Looking back, it’s clear that both the energy transition/electrification wave (driven by the collapsing costs of solar and energy storage) and the development and adoption of new AI systems (driven most recently by the explosion of LLMs) have proceeded more rapidly than even many of the more bullish forecasts of the early 2020s suggested. Looking forward, things are of course less clear – both in terms of the rates at which these twin revolutions will continue to unfold and the implications each will have for the world at large, but we do have useful approaches for exploring those questions.
One interesting angle is to consider them in terms of how each megatrend fuels processes of ~combinatorial innovation~ – simply put, the idea that innovation consists largely of making new & useful combinations of existing elements.
The electrification of everything is a big-picture systems transformation, sure, but it’s also a piecemeal process of combining organizations and institutions with new – and ever more accessible – energy possibilities. And in every case, we can fruitfully ask (1) how each organization or institution might be reimagined in a world of more stable and still-declining power prices and (2) at what point on the cost curves of energy and energy storage do radically different possibilities emerge for that organization or institution?

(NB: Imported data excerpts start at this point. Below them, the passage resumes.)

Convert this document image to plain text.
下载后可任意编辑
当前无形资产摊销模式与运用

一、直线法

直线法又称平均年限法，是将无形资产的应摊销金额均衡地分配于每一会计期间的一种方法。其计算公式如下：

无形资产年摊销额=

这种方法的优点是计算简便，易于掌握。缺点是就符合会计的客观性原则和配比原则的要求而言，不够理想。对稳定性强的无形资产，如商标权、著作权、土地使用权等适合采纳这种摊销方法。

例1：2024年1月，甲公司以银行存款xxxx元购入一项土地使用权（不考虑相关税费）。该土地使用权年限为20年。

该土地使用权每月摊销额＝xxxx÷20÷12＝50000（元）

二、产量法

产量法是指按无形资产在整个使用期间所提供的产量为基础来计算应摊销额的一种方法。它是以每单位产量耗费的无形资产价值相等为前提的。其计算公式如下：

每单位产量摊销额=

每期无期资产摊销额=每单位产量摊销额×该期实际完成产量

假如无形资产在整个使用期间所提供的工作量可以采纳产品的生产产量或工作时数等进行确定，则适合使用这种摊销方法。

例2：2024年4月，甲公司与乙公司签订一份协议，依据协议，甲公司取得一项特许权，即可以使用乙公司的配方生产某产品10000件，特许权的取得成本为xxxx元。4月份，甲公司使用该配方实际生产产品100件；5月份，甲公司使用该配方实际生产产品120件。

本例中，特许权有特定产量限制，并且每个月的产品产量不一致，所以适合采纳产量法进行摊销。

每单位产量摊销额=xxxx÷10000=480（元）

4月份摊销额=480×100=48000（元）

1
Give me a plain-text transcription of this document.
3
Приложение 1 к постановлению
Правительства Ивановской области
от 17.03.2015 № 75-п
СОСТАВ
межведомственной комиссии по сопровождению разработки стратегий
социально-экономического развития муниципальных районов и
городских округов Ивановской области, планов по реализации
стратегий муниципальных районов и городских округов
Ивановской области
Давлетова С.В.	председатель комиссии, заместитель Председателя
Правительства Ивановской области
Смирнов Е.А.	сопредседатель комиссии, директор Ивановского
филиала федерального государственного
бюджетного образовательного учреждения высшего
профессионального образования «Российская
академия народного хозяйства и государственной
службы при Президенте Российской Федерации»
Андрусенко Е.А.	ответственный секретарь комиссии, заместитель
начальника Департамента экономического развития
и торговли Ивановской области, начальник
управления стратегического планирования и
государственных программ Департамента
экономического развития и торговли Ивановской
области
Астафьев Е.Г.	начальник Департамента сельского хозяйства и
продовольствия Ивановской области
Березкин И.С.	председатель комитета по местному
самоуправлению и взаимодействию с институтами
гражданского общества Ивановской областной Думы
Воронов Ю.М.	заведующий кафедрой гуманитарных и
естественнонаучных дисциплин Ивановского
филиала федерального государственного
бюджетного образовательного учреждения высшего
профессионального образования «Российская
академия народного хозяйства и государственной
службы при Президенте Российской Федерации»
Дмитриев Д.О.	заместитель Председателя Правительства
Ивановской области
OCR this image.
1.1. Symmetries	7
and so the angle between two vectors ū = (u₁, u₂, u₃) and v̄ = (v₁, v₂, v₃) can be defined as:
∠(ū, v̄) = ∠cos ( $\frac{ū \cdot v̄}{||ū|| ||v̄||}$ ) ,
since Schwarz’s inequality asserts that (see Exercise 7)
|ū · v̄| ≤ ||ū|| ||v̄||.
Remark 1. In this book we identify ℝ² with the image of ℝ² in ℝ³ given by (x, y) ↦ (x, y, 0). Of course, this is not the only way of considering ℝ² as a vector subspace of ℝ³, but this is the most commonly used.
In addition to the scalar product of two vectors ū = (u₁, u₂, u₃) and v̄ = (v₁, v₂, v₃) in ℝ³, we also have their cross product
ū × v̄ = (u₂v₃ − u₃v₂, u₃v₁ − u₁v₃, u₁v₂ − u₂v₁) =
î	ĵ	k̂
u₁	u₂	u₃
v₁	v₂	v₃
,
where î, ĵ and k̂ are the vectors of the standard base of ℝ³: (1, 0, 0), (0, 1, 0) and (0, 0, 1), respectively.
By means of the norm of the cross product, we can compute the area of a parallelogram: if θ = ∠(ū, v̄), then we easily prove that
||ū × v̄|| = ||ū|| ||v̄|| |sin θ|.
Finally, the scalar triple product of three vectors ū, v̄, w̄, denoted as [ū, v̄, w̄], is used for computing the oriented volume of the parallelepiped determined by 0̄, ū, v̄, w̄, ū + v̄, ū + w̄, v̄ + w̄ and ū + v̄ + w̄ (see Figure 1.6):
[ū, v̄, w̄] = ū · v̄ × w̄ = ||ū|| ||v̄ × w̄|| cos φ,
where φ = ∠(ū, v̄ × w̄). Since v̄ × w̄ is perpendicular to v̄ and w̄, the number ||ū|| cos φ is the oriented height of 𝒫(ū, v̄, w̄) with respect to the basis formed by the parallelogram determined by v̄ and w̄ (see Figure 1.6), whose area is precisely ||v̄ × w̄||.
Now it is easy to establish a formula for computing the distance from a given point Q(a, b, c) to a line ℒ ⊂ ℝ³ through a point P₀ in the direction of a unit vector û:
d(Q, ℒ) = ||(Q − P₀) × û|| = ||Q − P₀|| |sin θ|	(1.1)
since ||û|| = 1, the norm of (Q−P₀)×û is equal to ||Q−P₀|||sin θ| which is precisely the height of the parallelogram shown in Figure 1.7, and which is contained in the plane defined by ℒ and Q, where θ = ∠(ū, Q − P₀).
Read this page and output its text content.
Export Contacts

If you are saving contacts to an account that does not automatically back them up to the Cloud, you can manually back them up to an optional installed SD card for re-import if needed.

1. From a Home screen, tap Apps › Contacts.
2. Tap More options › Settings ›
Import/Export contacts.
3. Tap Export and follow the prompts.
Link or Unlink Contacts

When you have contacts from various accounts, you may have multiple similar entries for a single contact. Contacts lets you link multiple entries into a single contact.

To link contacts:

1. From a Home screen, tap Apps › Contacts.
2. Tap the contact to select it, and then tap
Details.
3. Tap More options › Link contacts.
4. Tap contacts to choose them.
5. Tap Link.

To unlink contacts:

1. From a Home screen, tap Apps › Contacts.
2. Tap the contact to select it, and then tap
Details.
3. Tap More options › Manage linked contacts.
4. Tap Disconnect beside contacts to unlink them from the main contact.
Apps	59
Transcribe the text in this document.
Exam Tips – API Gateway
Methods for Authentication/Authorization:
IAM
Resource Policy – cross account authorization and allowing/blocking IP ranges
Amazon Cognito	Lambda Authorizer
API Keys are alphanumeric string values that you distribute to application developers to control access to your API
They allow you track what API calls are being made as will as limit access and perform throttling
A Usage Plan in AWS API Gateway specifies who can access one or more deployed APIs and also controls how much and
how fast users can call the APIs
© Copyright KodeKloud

Thinking about the future impact of increasingly capable AI models through the lens of combinatorial innovation (which ~we’ve also discussed before~) provides a similarly – or perhaps even more – provocative vision. Here, too, we can fruitfully ask where/how new AI tools can be applied to existing processes, jobs-to-be-done, or customer needs to create innovative and even transformative solutions. Interestingly, even if the use cases might not always be as immediately clear here as they are for new energy technologies, the rate of adoption still promises to be much faster and the pressure to adopt, much greater simply because these new tools are all digital… and because they’ve shown some astounding function gains that even close observers have struggled to predict.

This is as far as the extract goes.